Policy Environment Improvements Signal Positivity
The current U.S. president has publicly emphasized modernizing the financial system through faster payment infrastructure and advanced crypto technologies. The market interprets this as a positive signal for blockchain and crypto payment solutions. As an asset designed for cross-border payments, XRP’s technological positioning aligns with current policy reforms.
The Japanese government is also signaling favorable developments. Japan plans to reduce the tax rate on cryptocurrency investment gains from a maximum of 55% to 20%, and intends to launch more ETFs linked to specific cryptocurrencies. Japan has already launched its first XRP ETF and established long-term cooperation with Ripple through channels like SBI Holdings in the cross-border payment field.
On-Chain Supply Structure Improves, Whale Selling Pressure Weakens
The holdings of XRP on centralized exchanges have fallen to about $2.6 billion, a new low since July 2024. This reflects investor preference for transferring tokens into self-custody wallets, with relatively limited circulating supply in the short term.

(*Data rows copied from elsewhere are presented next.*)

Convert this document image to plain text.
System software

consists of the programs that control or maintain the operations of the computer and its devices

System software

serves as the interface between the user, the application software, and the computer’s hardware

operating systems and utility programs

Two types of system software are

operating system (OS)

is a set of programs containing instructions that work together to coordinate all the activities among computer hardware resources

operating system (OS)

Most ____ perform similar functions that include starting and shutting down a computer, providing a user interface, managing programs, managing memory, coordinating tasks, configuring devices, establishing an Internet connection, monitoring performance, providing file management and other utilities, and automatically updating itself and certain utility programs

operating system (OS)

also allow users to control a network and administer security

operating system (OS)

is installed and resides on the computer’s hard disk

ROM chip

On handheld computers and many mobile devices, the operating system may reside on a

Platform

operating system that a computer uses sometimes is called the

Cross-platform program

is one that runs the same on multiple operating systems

Although Ripple plans to unlock 1 billion XRP in January 2026, historical data shows that about two-thirds or even up to four-fifths of unlocked XRP are often quickly re-escrowed, with only a limited amount actually entering the secondary market. The 30-day moving average of whale fund flows indicates that selling pressure has eased.
Derivatives Market Matures, Institutional Trading Infrastructure Improves
CME Group has launched XRP futures based on spot prices, with nominal trading volume reaching hundreds of billions of dollars, making it one of the fastest assets to surpass high open interest. XRP futures now support TAS (Trade at Settlement), allowing traders to settle at the closing price of the day.

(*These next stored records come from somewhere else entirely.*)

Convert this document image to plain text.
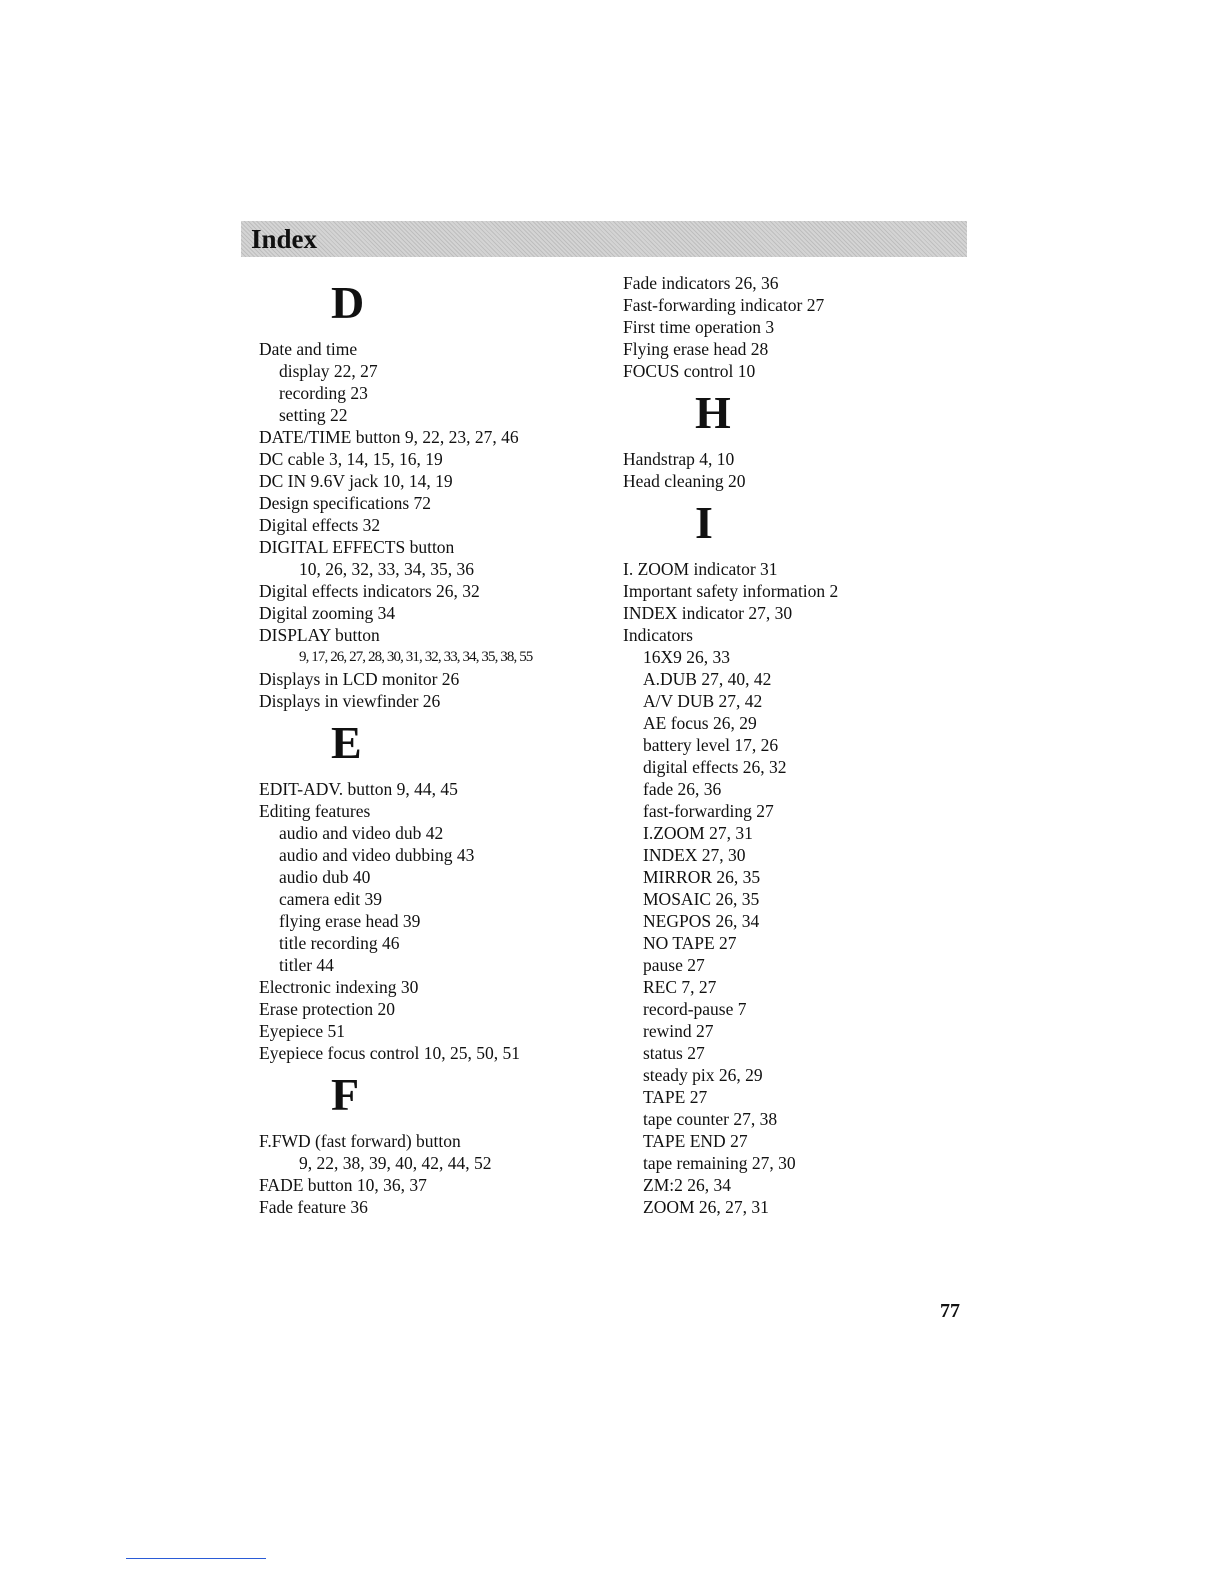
Index
D
Date and time
display 22, 27
recording 23
setting 22
DATE/TIME button 9, 22, 23, 27, 46
DC cable 3, 14, 15, 16, 19
DC IN 9.6V jack 10, 14, 19
Design specifications 72
Digital effects 32
DIGITAL EFFECTS button
10, 26, 32, 33, 34, 35, 36
Digital effects indicators 26, 32
Digital zooming 34
DISPLAY button
9, 17, 26, 27, 28, 30, 31, 32, 33, 34, 35, 38, 55
Displays in LCD monitor 26
Displays in viewfinder 26
E
EDIT-ADV. button 9, 44, 45
Editing features
audio and video dub 42
audio and video dubbing 43
audio dub 40
camera edit 39
flying erase head 39
title recording 46
titler 44
Electronic indexing 30
Erase protection 20
Eyepiece 51
Eyepiece focus control 10, 25, 50, 51
F
F.FWD (fast forward) button
9, 22, 38, 39, 40, 42, 44, 52
FADE button 10, 36, 37
Fade feature 36
Fade indicators 26, 36
Fast-forwarding indicator 27
First time operation 3
Flying erase head 28
FOCUS control 10
H
Handstrap 4, 10
Head cleaning 20
I
I. ZOOM indicator 31
Important safety information 2
INDEX indicator 27, 30
Indicators
16X9 26, 33
A.DUB 27, 40, 42
A/V DUB 27, 42
AE focus 26, 29
battery level 17, 26
digital effects 26, 32
fade 26, 36
fast-forwarding 27
I.ZOOM 27, 31
INDEX 27, 30
MIRROR 26, 35
MOSAIC 26, 35
NEGPOS 26, 34
NO TAPE 27
pause 27
REC 7, 27
record-pause 7
rewind 27
status 27
steady pix 26, 29
TAPE 27
tape counter 27, 38
TAPE END 27
tape remaining 27, 30
ZM:2 26, 34
ZOOM 26, 27, 31
77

These infrastructural improvements reflect XRP’s transition from a high-volatility crypto asset to an institutional-grade financial instrument. Institutions generally adopt a “derivatives-first” strategy, using futures, swaps, and margin structures to control risk and gradually expand exposure.
Summary
The 24-hour increase of 0.56% in XRP is not accidental. Behind it are continuous strategic allocations by institutions, rapid ecosystem expansion, policy environment improvements, and recognition from traditional finance. From $0.002 in 2014 to $2.06 today, XRP has completed its transformation from a “high-risk crypto” to an “institutionally configurable asset.”
Standard Chartered’s predicted 288% increase, the 2200% annual growth in ecosystem RWA scale, and contrarian net inflows into institutional ETFs are not isolated data points but multiple facets of the same trend. The key future points to watch are: when will XRPL’s smart contract functionality go live, the progress of cross-border payment applications, and whether policy environments continue to improve. These factors could all become drivers for XRP’s next price phase.